8 Segundo Decreto n. 528 (28/06/1890), "Indígenas da Ásia ou da África somente mediante autorização do Congresso Nacional" (Tucci Carneiro, 2003, p.25).
9 O Eixo era formado por Alemanha, Itália e Japão.
10 A autora usa o termo campos de concentração embora considere que as condições de reclusão desses imigrantes em muito diferiam das dos judeus; os grupos que ficavam internados, no Brasil, não realizavam trabalhos forçados nem eram eliminados.
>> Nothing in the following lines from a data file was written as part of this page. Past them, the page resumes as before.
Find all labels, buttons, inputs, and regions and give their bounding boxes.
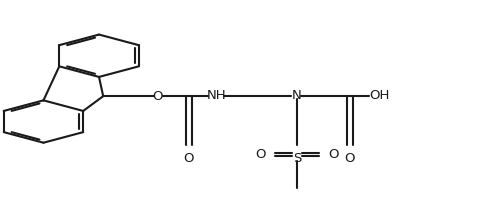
Text: O: O — [184, 152, 194, 165]
Text: O: O — [153, 90, 163, 103]
Text: O: O — [256, 148, 266, 161]
Text: OH: OH — [369, 89, 389, 101]
Text: O: O — [328, 148, 339, 161]
Text: NH: NH — [206, 89, 226, 101]
Text: S: S — [293, 152, 301, 165]
Text: N: N — [292, 89, 302, 101]
Text: O: O — [345, 152, 355, 165]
11 Esse imaginário de perfeição consistiu, por um lado, na idealização da América. O "fazer a América" existia no pensamento europeu, que considerava este continente como uma terra de oportunidades, especialmente nos séculos XIX e XX. Por outro lado, no caso do Brasil, desde a época do chamado "descobrimento", tem-se a famosa frase de Pero Vaz de Caminha "em se plantando tudo dá", ao se referir às terras brasileiras. Paralelamente, a idealização da vida nos trópicos foi sendo construída ao longo da história através da ideia de uma terra paradisíaca, onde haveria mais liberdade.
12 A questão da natureza ganha duplo significado: o primeiro faz referência a um país "abençoado por Deus e bonito por natureza" como diz a canção de Jorge Benjor e o segundo, a certa caracterização "inata" ou "natural" do brasileiro como povo alegre e pacifista.
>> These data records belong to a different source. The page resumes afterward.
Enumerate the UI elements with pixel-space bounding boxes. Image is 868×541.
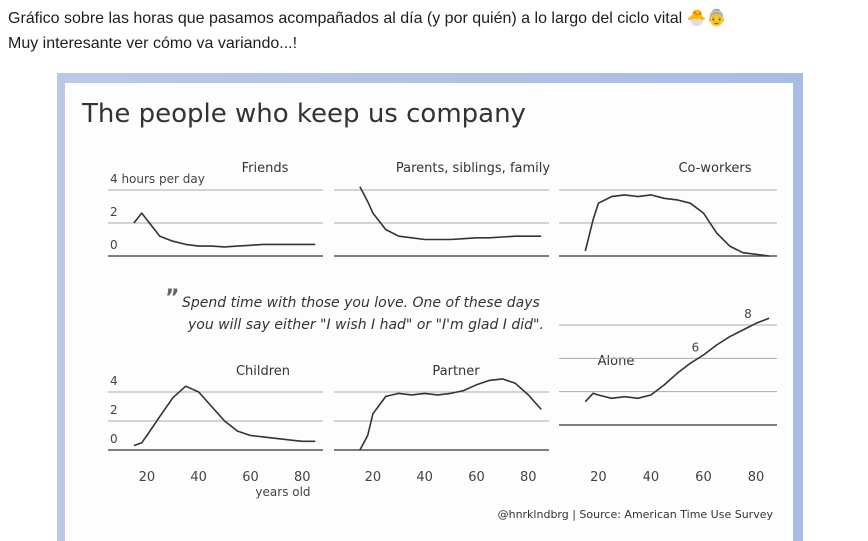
y-tick-label: 2 <box>110 205 118 219</box>
x-tick-label: 80 <box>748 470 765 485</box>
post-line: Muy interesante ver cómo va variando...! <box>8 35 298 52</box>
source: @hnrklndbrg | Source: American Time Use … <box>498 508 774 521</box>
panel-title: Friends <box>242 161 289 176</box>
figure-title: The people who keep us company <box>81 99 526 129</box>
y-tick-label: 8 <box>744 307 752 321</box>
y-tick-label: 4 hours per day <box>110 172 205 186</box>
quote-line: Spend time with those you love. One of t… <box>182 295 540 311</box>
x-tick-label: 20 <box>365 470 382 485</box>
x-axis-label: years old <box>255 485 310 499</box>
x-tick-label: 20 <box>139 470 156 485</box>
quote-line: you will say either "I wish I had" or "I… <box>187 317 544 333</box>
y-tick-label: 2 <box>110 403 118 417</box>
x-tick-label: 20 <box>590 470 607 485</box>
data-line <box>584 194 770 257</box>
data-line <box>359 186 542 241</box>
data-line <box>133 212 316 248</box>
panel-title: Alone <box>598 354 635 369</box>
image-panel <box>65 83 793 541</box>
x-tick-label: 80 <box>520 470 537 485</box>
data-line <box>133 385 316 447</box>
x-tick-label: 60 <box>242 470 259 485</box>
data-line <box>584 317 770 403</box>
post-text: Gráfico sobre las horas que pasamos acom… <box>8 6 726 56</box>
panel-title: Co-workers <box>678 161 751 176</box>
y-tick-label: 6 <box>692 340 700 354</box>
x-tick-label: 60 <box>468 470 485 485</box>
x-tick-label: 40 <box>643 470 660 485</box>
x-tick-label: 40 <box>416 470 433 485</box>
y-tick-label: 0 <box>110 432 118 446</box>
x-tick-label: 60 <box>695 470 712 485</box>
panel-title: Parents, siblings, family <box>396 161 550 176</box>
panel-title: Partner <box>432 364 480 379</box>
x-tick-label: 40 <box>190 470 207 485</box>
post-line: Gráfico sobre las horas que pasamos acom… <box>8 10 727 27</box>
panel-title: Children <box>236 364 290 379</box>
data-line <box>359 378 542 451</box>
x-tick-label: 80 <box>294 470 311 485</box>
quote-mark: ” <box>165 286 179 311</box>
y-tick-label: 0 <box>110 238 118 252</box>
y-tick-label: 4 <box>110 374 118 388</box>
13 Está-se pensando aqui na relação especular mantida nos primórdios entre a mãe e o bebê, considerada uma unidade, uma completude.
14 Há sempre um resto que escapa à representação, à simbolização que Freud chamou de umbigo do sonho, referência encontrada em nota de rodapé no Sonho de 23-24 de julho de 1895 (Freud, 1900, p.119).
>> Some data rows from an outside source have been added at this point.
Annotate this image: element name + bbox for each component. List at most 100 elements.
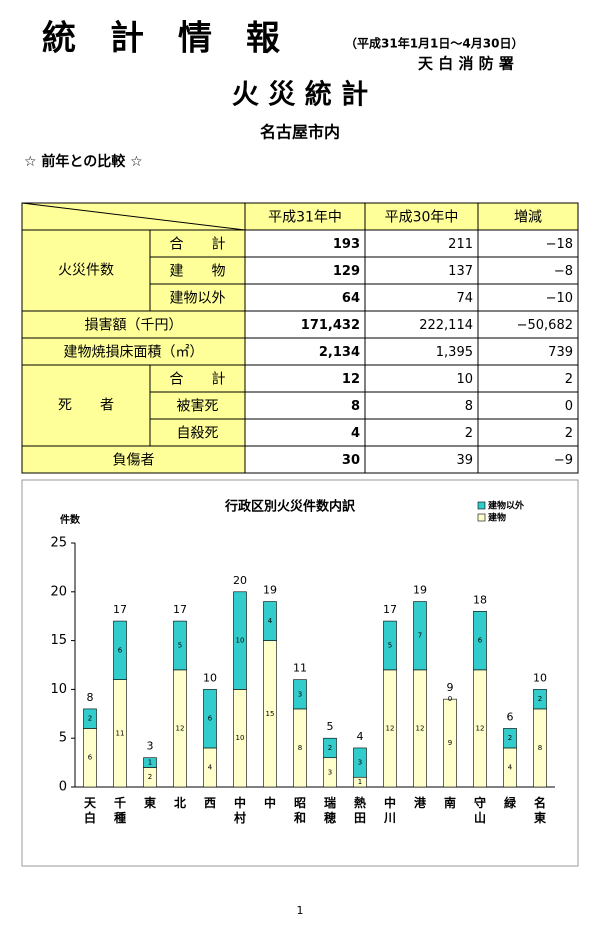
- bar-segment: [533, 689, 547, 710]
- segment-label: 0: [448, 695, 452, 703]
- group-label: 火災件数: [58, 263, 114, 279]
- cell: [364, 445, 479, 474]
- total-label: 10: [533, 671, 547, 684]
- bar-segment: [203, 689, 217, 749]
- row-label-cell: [149, 418, 246, 447]
- segment-label: 2: [328, 744, 332, 752]
- cell: [244, 283, 366, 312]
- total-label: 20: [233, 574, 247, 587]
- cell: [244, 229, 366, 258]
- total-label: 19: [263, 584, 277, 597]
- x-tick-label: 中川: [383, 795, 396, 825]
- cell-value: 10: [456, 372, 473, 387]
- cell-value: 2: [565, 426, 573, 441]
- segment-label: 15: [266, 710, 275, 718]
- cell: [477, 337, 579, 366]
- cell: [364, 229, 479, 258]
- chart-title: 行政区別火災件数内訳: [224, 499, 356, 515]
- header-text: 平成30年中: [385, 210, 459, 226]
- row-label: 建物以外: [170, 291, 226, 307]
- legend-label: 建物以外: [488, 500, 524, 512]
- segment-label: 6: [478, 637, 483, 645]
- segment-label: 5: [388, 641, 392, 649]
- subtitle: 火 災 統 計: [232, 79, 368, 111]
- total-label: 5: [327, 720, 334, 733]
- area: 名古屋市内: [260, 123, 340, 142]
- cell-value: 39: [456, 453, 473, 468]
- y-tick-label: 0: [59, 780, 67, 795]
- header-text: 増減: [514, 209, 542, 226]
- segment-label: 8: [298, 744, 302, 752]
- segment-label: 7: [418, 632, 422, 640]
- cell: [477, 364, 579, 393]
- row-label: 自殺死: [177, 426, 219, 442]
- x-tick-label: 熱田: [354, 795, 366, 825]
- header-cell: [364, 202, 479, 231]
- total-label: 9: [447, 681, 454, 694]
- group-label: 死 者: [58, 398, 114, 414]
- total-label: 4: [357, 730, 364, 743]
- bar-segment: [383, 620, 397, 671]
- total-label: 19: [413, 584, 427, 597]
- cell-value: 2,134: [319, 345, 360, 360]
- cell-value: −50,682: [517, 318, 573, 333]
- bar-segment: [353, 747, 367, 778]
- bar-segment: [233, 591, 247, 690]
- total-label: 17: [383, 603, 397, 616]
- y-tick-label: 5: [59, 731, 67, 746]
- cell-value: 211: [448, 237, 473, 252]
- cell-value: 222,114: [419, 318, 473, 333]
- segment-label: 4: [508, 763, 513, 771]
- cell: [244, 445, 366, 474]
- segment-label: 12: [416, 724, 425, 732]
- y-tick-label: 25: [50, 536, 67, 551]
- segment-label: 3: [328, 768, 332, 776]
- chart-frame: [21, 479, 579, 867]
- cell: [244, 418, 366, 447]
- cell: [477, 391, 579, 420]
- row-label: 負傷者: [113, 453, 155, 469]
- segment-label: 12: [386, 724, 395, 732]
- cell-value: 30: [342, 453, 360, 468]
- legend-label: 建物: [488, 512, 506, 524]
- section: ☆ 前年との比較 ☆: [24, 153, 143, 170]
- total-label: 11: [293, 662, 307, 675]
- page-number: 1: [297, 904, 304, 917]
- row-label: 被害死: [177, 399, 219, 415]
- segment-label: 6: [88, 754, 93, 762]
- cell: [364, 418, 479, 447]
- bar-segment: [83, 708, 97, 729]
- total-label: 17: [173, 603, 187, 616]
- cell-value: 12: [342, 372, 360, 387]
- cell: [244, 310, 366, 339]
- bar-segment: [173, 620, 187, 671]
- period: （平成31年1月1日～4月30日）: [345, 36, 523, 51]
- y-tick-label: 15: [50, 633, 67, 648]
- segment-label: 10: [236, 734, 245, 742]
- cell-value: 1,395: [436, 345, 473, 360]
- row-label-cell: [149, 229, 246, 258]
- header-text: 平成31年中: [268, 210, 342, 226]
- group-cell: [21, 229, 151, 312]
- cell: [364, 256, 479, 285]
- bar-segment: [443, 698, 457, 788]
- cell: [364, 391, 479, 420]
- cell: [364, 364, 479, 393]
- cell-value: 0: [565, 399, 573, 414]
- segment-label: 12: [476, 724, 485, 732]
- cell: [477, 310, 579, 339]
- total-label: 6: [507, 710, 514, 723]
- x-tick-label: 昭和: [293, 796, 306, 825]
- cell: [244, 337, 366, 366]
- bar-segment: [323, 737, 337, 759]
- x-tick-label: 西: [204, 796, 216, 810]
- segment-label: 4: [208, 763, 213, 771]
- header-cell: [477, 202, 579, 231]
- segment-label: 6: [208, 715, 213, 723]
- segment-label: 2: [148, 773, 152, 781]
- row-label-cell: [21, 310, 246, 339]
- cell: [364, 283, 479, 312]
- segment-label: 2: [88, 715, 92, 723]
15 Segundo o Dicionário Aurélio: declamar significa justamente recitar em voz alta com tons e gestos apropriados.
16 Esta versão citada do poema é apenas uma das traduções possíveis, por isso, decidi colocar também o texto original: "¡Ay mísero de mí, y ay, infelice! Apurar, cielos, pretendo, ya que me tratáis así, qué delito cometí contra vosotros naciendo; aunque si nací, ya entiendo qué delito he cometido. Bastante causa ha tenido vuestra justicia y rigor; pues el delito mayor del hombre es haber nacido. Sólo quisiera saber, para apurar mis desvelos (dejando a una parte, cielos, el delito de nacer), qué más os pude ofender para castigarme más. ¿No nacieron los demás? Pues si los demás nacieron, ¿qué privilegios tuvieron que yo no gocé jamás? Nace el ave, y con las galas que le dan belleza suma, apenas es flor de pluma o ramillete con alas, cuando las etéreas salas corta con velocidad, negándose a la piedad del nido que deja en calma; ¿y teniendo yo más alma, tengo menos libertad? Nace el bruto, y con la piel que dibujan manchas bellas, apenas signo es de estrellas gracias al docto pincel, cuando, atrevido y crüel la humana necesidad le enseña a tener crueldad, monstruo de su laberinto; ¿y yo, con mejor instinto, tengo menos libertad? Nace el pez, que no respira, aborto de ovas y lamas, y apenas, bajel de escamas, sobre las ondas se mira, cuando a todas partes gira, midiendo la inmensidad de tanta capacidad como le da el centro frío; ¿y yo, con más albedrío, tengo menos libertad? Nace el arroyo, culebra que entre flores se desata, y apenas, sierpe de plata, entre las flores se quiebra, cuando músico celebra de las flores la piedad que le dan la majestad del campo abierto a su ida; ¿y teniendo yo más vida tengo menos libertad? En llegando a esta pasión, un volcán, un Etna hecho, quisiera sacar del pecho pedazos del corazón. ¿Qué ley, justicia o razón, negar a los hombres sabe privilegio tan süave, excepción tan principal, que Dios le ha dado a un cristal, a un pez, a un bruto y a un ave?" (Calderón de la Barca, 2009).
17 "Mas o porquê La Callas é La Callas é que em sua voz há a presença de seu corpo, e esta presença nos fala. Não é o texto de ópera que nos fala, não é a personagem da ópera que ela está cantando que nos fala: La Callas fala-nos dela, não no texto,não na música, mas ela marca o texto e a música de uma singularidade absoluta. É a presença de seu corpo por inteiro, de sua história, de sua vida, e de tudo que ela fez com isso que ela pode colocar em sua voz" (Yankelevich, 2000, p. 246).